Monday, September 27, 2010
How to shorten a rope
Okay, so most people purchase a rope based on the size they need. Right? Right. We, on the other hand, buy a long rope and shorten it by pulling out tree stumps. It works every time. You see, we have a yard full of trees and a LOT of hard pan. That means that most of the tree roots spread out near the surface rather than digging deep into the ground. It also means a heavy wind can knock over a tree every now and then. I'm not sure why they always tend to fall across our driveway or into some other position that is nearly as big of a nuisance , but they do.
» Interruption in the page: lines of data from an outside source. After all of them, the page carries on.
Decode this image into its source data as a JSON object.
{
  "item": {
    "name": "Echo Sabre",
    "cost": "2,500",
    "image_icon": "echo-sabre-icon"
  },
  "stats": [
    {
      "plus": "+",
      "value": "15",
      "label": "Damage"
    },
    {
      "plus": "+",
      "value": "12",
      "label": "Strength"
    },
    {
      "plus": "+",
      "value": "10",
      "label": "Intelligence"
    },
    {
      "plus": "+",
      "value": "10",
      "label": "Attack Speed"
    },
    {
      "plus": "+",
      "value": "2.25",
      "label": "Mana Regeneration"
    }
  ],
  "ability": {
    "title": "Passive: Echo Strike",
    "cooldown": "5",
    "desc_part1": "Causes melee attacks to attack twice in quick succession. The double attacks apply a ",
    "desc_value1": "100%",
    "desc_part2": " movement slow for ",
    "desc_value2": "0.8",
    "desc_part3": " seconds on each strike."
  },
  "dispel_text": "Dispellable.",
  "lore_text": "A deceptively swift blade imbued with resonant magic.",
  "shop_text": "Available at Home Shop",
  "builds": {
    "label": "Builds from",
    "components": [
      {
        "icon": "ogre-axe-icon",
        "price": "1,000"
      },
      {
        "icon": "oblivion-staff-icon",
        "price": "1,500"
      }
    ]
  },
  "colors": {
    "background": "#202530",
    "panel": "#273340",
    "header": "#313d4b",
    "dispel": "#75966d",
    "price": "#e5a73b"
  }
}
In this case, however, we elected to cut down a tree that sheds leaves down our chimney, even though, technically, it isn't that close to the chimney. It is close to the house, however. So, this particular tree, a Japanese Elm that I liked very much - until it became a problem, lives in a soft spot, ground wise. Its roots go all the way to Japan, as a matter of fact. We begin by cutting off its limbs, its trunk, and then digging up the roots. Now, I don't usually mind digging in the dirt, but this tree happens to be particularly stubborn. Its roots are tangled and twisted. It seems that no amount of artfully revealing its lifeline is going to release the stump. And so, after hacking away at the mass of large and small roots, our only option was to get the rope and yank it out. Let me say that the stump not only stopped the car dead, it also shortened the rope by a good 4 feet. The snap probably resulted in a few calls to the sheriff too, because it was quite a loud Snap! We have found this an effective way to shorten rope on several occasions actually. While I don't recommend it, I know that it works.